Re: [PATCH] cpu-topology: warn if NUMA configurations conflicts with lower layer

From: Sudeep Holla
Date: Thu Jan 02 2020 - 08:59:53 EST


On Thu, Jan 02, 2020 at 12:47:01PM +0000, Zengtao (B) wrote:
> > -----Original Message-----
> > From: Sudeep Holla [mailto:sudeep.holla@xxxxxxx]
> > Sent: Thursday, January 02, 2020 7:30 PM
> > To: Zengtao (B)
> > Cc: Linuxarm; Greg Kroah-Hartman; Rafael J. Wysocki;
> > linux-kernel@xxxxxxxxxxxxxxx; Morten Rasmussen
> > Subject: Re: [PATCH] cpu-topology: warn if NUMA configurations conflicts
> > with lower layer
> >
> > On Thu, Jan 02, 2020 at 03:05:40AM +0000, Zengtao (B) wrote:
> > > Hi Sudeep:
> > >
> > > Thanks for your reply.
> > >
> > > > -----Original Message-----
> > > > From: Sudeep Holla [mailto:sudeep.holla@xxxxxxx]
> > > > Sent: Wednesday, January 01, 2020 12:41 AM
> > > > To: Zengtao (B)
> > > > Cc: Linuxarm; Greg Kroah-Hartman; Rafael J. Wysocki;
> > > > linux-kernel@xxxxxxxxxxxxxxx; Sudeep Holla; Morten Rasmussen
> > > > Subject: Re: [PATCH] cpu-topology: warn if NUMA configurations
> > conflicts
> > > > with lower layer
> > > >
> > > > On Mon, Dec 23, 2019 at 04:16:19PM +0800, z00214469 wrote:
> > > > > As we know, from sched domain's perspective, the DIE layer should
> > be
> > > > > larger than or at least equal to the MC layer, and in some cases, MC
> > > > > is defined by the arch specified hardware, MPIDR for example, but
> > > > NUMA
> > > > > can be defined by users,
> > > >
> > > > Who are the users you are referring above ?
> > > For example, when I use QEMU to start a guest linux, I can define the
> > > NUMA topology of the guest linux whatever i want.
> >
> > OK and how is the information passed to the kernel ? DT or ACPI ?
> > We need to fix the miss match if any during the initial parse of those
> > information.
> >
>
> Both, For the current QEMU, we don't have the correct cpu topology
> passed to linux.

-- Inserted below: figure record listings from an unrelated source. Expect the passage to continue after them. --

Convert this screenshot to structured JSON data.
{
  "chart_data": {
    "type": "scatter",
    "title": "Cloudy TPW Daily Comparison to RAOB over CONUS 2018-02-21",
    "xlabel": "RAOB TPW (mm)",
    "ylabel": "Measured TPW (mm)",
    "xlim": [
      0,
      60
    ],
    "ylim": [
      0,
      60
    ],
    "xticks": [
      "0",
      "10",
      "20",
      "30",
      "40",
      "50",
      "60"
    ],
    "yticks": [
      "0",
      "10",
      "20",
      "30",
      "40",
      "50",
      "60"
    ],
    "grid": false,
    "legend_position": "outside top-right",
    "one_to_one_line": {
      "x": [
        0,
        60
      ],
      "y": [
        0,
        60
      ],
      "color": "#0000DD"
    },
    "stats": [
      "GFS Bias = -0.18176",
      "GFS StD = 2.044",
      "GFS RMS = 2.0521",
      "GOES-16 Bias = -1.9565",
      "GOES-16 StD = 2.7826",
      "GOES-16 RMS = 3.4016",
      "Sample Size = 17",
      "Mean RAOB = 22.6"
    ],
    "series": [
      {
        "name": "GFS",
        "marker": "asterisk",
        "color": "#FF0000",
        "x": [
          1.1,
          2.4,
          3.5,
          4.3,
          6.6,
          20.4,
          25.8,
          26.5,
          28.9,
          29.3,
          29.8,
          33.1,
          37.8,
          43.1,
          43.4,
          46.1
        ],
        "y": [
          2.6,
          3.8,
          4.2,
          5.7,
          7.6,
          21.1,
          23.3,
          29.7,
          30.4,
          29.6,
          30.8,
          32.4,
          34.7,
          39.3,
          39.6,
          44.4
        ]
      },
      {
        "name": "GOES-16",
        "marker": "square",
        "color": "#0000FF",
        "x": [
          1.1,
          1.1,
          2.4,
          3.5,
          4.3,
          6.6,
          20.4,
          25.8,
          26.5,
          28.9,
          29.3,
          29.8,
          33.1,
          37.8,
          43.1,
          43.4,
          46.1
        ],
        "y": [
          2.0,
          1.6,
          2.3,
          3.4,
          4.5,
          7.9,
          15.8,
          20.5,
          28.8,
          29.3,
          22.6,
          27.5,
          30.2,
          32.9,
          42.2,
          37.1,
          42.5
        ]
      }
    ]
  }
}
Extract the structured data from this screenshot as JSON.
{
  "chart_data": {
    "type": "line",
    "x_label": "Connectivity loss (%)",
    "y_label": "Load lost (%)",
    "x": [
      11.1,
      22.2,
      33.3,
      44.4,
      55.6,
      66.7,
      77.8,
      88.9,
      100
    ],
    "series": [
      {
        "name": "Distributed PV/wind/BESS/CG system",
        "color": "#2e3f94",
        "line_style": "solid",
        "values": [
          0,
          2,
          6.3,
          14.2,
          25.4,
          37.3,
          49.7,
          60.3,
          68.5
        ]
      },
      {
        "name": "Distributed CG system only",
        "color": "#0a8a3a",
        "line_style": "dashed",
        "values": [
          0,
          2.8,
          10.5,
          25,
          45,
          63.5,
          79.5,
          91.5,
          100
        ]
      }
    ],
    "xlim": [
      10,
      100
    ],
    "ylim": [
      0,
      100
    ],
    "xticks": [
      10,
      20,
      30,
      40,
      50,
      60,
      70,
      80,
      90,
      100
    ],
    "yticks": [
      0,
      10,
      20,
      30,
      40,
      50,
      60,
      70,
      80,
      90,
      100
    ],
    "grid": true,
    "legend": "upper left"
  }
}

Luckily drjones planed to deal with the issue.
> https://patchwork.ozlabs.org/cover/939301/
>
> > > > > with the following system configrations:
> > > >
> > > > Do you mean ACPI tables or DT or some firmware tables ?
> > > >
> > > > > *************************************
> > > > > NUMA: 0-2, 3-7
> > > >
> > > > Is the above simply wrong with respect to hardware and it actually
> > match
> > > > core_siblings ?
> > > >
> > > Actually, we can't simply say this is wrong, i just want to show an
> > example.
> > > And this example also can be:
> > > NUMA: 0-23, 24-47
> > > core_siblings: 0-15, 16-31, 32-47
> > >
> >
> > Are you sure of the above ? Possible values w.r.t hardware config:
> > core_siblings: 0-15, 16-23, 24-31, 32-47
> >
> > But what you have specified above is still wrong core_siblings IMO.
> >
> It depends on the hardware, on my platform, 16 cores per cluster.
>

Sorry, I made mistake with my examples above, I was assuming 8 CPUs
per cluster but didn't represent it well. Anyways my point was:

Can few CPUs in a cluster be part of one NUMA node while the remaining
CPUs of the same cluster part of another NUMA node ? That sounds
interesting and quite complex topology to me. How does the cache
topology look like in that case ?

--
Regards,
Sudeep